Rentré du Danemark, où avait lieu la reprise des compétitions et où il s’est incliné d’emblée face au Danois Vittinghuis (n°42), Maxime Moreels, 97e mondial, est reparti disputer un tournoi en Allemagne, où il affrontera l’Indien Jayaram (n°61) au premier tour. L’occasion d’évoquer avec le Nivellois de 29 ans, l’impact de la crise sanitaire sur le badminton, son parcours, son avenir et sa vie quotidienne, lui qui habite Tongres pour être le plus proche possible de son lieu d’entraînement au Sart-Tilman.

Maxime, comment s’est passée cette reprise après huit mois sans compétition ?

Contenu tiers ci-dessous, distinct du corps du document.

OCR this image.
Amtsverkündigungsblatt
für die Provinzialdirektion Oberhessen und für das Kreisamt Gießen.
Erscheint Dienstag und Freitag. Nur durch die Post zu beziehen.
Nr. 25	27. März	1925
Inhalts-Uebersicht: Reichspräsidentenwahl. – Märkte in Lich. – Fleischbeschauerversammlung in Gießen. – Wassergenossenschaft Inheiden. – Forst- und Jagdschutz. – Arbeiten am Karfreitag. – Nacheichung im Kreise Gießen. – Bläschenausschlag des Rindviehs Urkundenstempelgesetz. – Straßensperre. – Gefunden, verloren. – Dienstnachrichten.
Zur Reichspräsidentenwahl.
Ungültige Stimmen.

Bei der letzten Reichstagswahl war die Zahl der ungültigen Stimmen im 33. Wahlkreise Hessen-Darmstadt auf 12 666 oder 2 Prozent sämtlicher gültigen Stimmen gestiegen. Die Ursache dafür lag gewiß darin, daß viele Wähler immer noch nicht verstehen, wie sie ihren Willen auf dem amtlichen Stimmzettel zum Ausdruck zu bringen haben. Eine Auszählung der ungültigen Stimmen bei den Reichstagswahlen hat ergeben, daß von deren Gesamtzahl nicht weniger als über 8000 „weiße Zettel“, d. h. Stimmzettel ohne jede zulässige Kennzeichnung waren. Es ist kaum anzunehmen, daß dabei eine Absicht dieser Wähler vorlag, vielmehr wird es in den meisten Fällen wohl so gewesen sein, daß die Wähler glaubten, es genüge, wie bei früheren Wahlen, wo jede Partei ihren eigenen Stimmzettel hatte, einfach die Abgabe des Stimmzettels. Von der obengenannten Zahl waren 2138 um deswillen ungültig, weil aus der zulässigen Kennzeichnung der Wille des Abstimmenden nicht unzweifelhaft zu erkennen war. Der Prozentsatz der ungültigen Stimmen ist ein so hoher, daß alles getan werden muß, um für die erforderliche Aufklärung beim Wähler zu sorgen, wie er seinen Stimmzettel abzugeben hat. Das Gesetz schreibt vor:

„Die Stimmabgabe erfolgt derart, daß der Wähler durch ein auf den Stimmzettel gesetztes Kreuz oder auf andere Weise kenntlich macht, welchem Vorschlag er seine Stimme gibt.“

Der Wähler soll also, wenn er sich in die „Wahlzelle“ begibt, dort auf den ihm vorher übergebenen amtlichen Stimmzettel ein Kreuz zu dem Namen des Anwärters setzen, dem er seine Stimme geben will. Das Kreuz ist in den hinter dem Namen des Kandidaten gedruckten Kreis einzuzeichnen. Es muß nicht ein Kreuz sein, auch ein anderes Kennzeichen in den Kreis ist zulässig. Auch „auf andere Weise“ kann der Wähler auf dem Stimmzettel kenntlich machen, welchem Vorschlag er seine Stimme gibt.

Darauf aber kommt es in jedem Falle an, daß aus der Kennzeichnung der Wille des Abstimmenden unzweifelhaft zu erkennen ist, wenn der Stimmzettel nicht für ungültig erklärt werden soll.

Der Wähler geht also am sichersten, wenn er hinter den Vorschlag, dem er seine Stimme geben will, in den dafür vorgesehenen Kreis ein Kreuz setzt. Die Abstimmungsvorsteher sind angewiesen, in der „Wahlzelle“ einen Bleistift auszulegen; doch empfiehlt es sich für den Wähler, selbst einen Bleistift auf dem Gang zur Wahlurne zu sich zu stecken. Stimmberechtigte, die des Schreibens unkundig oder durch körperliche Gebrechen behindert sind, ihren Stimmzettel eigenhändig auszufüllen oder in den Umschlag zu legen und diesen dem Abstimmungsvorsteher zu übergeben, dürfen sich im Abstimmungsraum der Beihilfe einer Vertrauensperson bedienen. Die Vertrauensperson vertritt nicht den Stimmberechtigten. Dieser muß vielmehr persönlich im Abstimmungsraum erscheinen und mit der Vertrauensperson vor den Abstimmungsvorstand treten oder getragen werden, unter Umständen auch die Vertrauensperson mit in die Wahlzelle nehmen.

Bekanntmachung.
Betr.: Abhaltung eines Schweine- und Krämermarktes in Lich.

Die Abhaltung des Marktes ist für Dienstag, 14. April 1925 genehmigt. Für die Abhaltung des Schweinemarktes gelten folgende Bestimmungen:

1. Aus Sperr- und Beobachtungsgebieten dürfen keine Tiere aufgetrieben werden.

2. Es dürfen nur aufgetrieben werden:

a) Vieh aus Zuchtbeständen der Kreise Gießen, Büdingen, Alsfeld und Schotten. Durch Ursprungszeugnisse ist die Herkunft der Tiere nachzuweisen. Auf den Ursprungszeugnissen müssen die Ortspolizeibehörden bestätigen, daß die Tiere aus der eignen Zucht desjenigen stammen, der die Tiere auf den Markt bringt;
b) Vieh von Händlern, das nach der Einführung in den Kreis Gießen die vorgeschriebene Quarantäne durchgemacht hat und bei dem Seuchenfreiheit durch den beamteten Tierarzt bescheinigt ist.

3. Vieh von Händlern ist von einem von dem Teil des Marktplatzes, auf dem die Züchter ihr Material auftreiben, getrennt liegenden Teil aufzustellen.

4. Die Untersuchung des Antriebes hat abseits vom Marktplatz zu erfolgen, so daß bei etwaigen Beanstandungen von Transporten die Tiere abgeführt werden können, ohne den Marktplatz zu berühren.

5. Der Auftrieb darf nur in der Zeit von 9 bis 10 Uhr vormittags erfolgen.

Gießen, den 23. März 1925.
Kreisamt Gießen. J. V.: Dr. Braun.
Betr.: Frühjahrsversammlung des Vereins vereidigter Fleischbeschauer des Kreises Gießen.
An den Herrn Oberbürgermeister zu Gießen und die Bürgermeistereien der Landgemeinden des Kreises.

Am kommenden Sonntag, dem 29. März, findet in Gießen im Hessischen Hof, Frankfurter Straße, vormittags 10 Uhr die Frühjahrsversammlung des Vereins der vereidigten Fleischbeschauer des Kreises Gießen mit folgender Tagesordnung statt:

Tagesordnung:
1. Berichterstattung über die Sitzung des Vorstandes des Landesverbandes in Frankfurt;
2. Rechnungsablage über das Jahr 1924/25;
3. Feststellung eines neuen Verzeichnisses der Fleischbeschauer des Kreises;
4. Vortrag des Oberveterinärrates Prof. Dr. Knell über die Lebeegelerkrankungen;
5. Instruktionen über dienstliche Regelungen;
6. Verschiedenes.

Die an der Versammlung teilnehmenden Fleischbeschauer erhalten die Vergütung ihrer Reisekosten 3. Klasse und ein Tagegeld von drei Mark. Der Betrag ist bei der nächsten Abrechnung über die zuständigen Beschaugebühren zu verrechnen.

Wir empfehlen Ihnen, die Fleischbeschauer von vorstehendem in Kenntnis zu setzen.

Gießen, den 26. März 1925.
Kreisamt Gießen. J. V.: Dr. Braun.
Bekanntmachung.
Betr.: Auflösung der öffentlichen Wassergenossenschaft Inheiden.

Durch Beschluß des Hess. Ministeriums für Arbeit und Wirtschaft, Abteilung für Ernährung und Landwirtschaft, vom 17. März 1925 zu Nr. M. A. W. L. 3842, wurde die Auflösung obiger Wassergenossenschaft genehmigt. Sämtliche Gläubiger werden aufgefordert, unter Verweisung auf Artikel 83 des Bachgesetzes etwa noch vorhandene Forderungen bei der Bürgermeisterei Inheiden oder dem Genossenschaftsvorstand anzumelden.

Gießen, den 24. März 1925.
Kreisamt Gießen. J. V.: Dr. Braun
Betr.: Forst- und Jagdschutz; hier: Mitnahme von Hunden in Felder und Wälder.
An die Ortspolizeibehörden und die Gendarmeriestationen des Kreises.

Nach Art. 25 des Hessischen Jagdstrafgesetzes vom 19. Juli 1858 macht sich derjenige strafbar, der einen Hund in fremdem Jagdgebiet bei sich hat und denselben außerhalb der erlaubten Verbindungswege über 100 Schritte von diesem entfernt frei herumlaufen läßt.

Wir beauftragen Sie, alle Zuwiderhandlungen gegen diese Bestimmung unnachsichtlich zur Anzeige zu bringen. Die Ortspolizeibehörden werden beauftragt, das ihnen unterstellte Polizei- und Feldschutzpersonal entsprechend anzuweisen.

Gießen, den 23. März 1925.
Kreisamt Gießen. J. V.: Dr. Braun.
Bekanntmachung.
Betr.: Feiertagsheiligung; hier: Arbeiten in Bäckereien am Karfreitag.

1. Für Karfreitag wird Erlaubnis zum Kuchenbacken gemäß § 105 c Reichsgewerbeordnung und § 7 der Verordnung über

"Je suis tout simplement content d’avoir pu participer à ce tournoi au Danemark ! Ce n’était pas évident parce que c’était un tableau de 32, auquel je n’ai pas accès en temps normal, étant 97e mondial. Et, surtout, il n’y avait pas de qualification pour ce rendez-vous qu’on peut comparer à un Grand Chelem en tennis. Alors, bien sûr, je me suis incliné face à Vittinghuis, mieux classé que moi, d’autant que, l’an dernier, il figurait encore dans le top 15 ! Le score de 21-13, 21-8 est très sévère et ne reflète pas, selon moi, la physionomie du match. La différence entre nous se situe au niveau de la solidité dans l’échange. J’ai lâché des points faciles alors que nous avons joué quelques longs rallyes, tournant une fois à son avantage, une fois au mien. Mais ce fut franchement une excellente expérience !"

Heureux d’avoir, enfin, repris et aussi de pouvoir enchaîner avec l’Allemagne ?

"Bien sûr ! En Allemagne, il s’agit d’un tableau de 64, mais le rendez-vous est tout aussi relevé. J’aurai comme premier adversaire un Indien, également mieux classé que moi. Ceci dit, je profite du moment parce que je crains que ce seront les deux seuls tournois au calendrier d’ici la fin de saison. Avec la crise sanitaire, le protocole imposé coûte très cher aux organisateurs qui, en outre, ne peuvent compter sur les spectateurs pour rentabiliser leur événement. Il y a bien encore un tournoi au Portugal et l’Euro par équipes, en décembre, mais je doute qu’ils soient organisés vu la situation…"

Après un bon début de saison, vous étiez en course pour la qualification olympique. Et maintenant ?

"Nous avons rendez-vous entre janvier et avril où, si tout va bien, nous jouerons les tournois annulés cette année. Lorsque les compétitions se sont arrêtées, mi-mars, j’étais sur la corde raide pour les Jeux de Tokyo. Dernier qualifié ou premier éliminé ! C’est une situation délicate à vivre car les JO sont, bien entendu, le rêve de toute une carrière, y compris pour moi."

Comment avez-vous géré cette période trouble au niveau des entraînements ?

"Le mieux possible ! Après deux semaines de battement, nous avons pu bénéficier des installations, au Sart-Tilman, comme auparavant. Mais ce n’était pas facile de planifier une préparation sans savoir s’il y aurait des compétitions ou pas. Aujourd’hui, quelques-unes sont là. J’en profite !"

Nivellois d’origine, vous habitez à Tongres. Pas évident sur le plan familial ?

"Je vois mes parents et ma sœur de temps en temps. Eux sont professeurs, donc directement confrontés aux problèmes entourant le virus. Tous, nous sommes prudents, même si, comme tout le monde, notre vie quotidienne est perturbée par cette crise sanitaire. J’espère qu’elle se terminera le plus vite possible."

Sur le plan sportif et financier, comme vous sortez-vous ?

"Écoutez, comme les autres, je me suis adapté. Je n’ai pas de contrat comme sportif de haut niveau, mais je peux compter sur un sponsor. Il m’aide comme il peut… Pour moi, le badminton est plus qu’un métier, c’est une passion ! Et, heureusement, car ce ne sont pas les prize-money des tournois qui peuvent subvenir à nos besoins. Ceci étant, je ne me plains pas. Avec cette crise, d’autres secteurs comme la culture et l’horeca, pour ne citer qu’eux, sont bien plus touchés que le sport. Mais l’incertitude sur l’avenir nous affecte tous."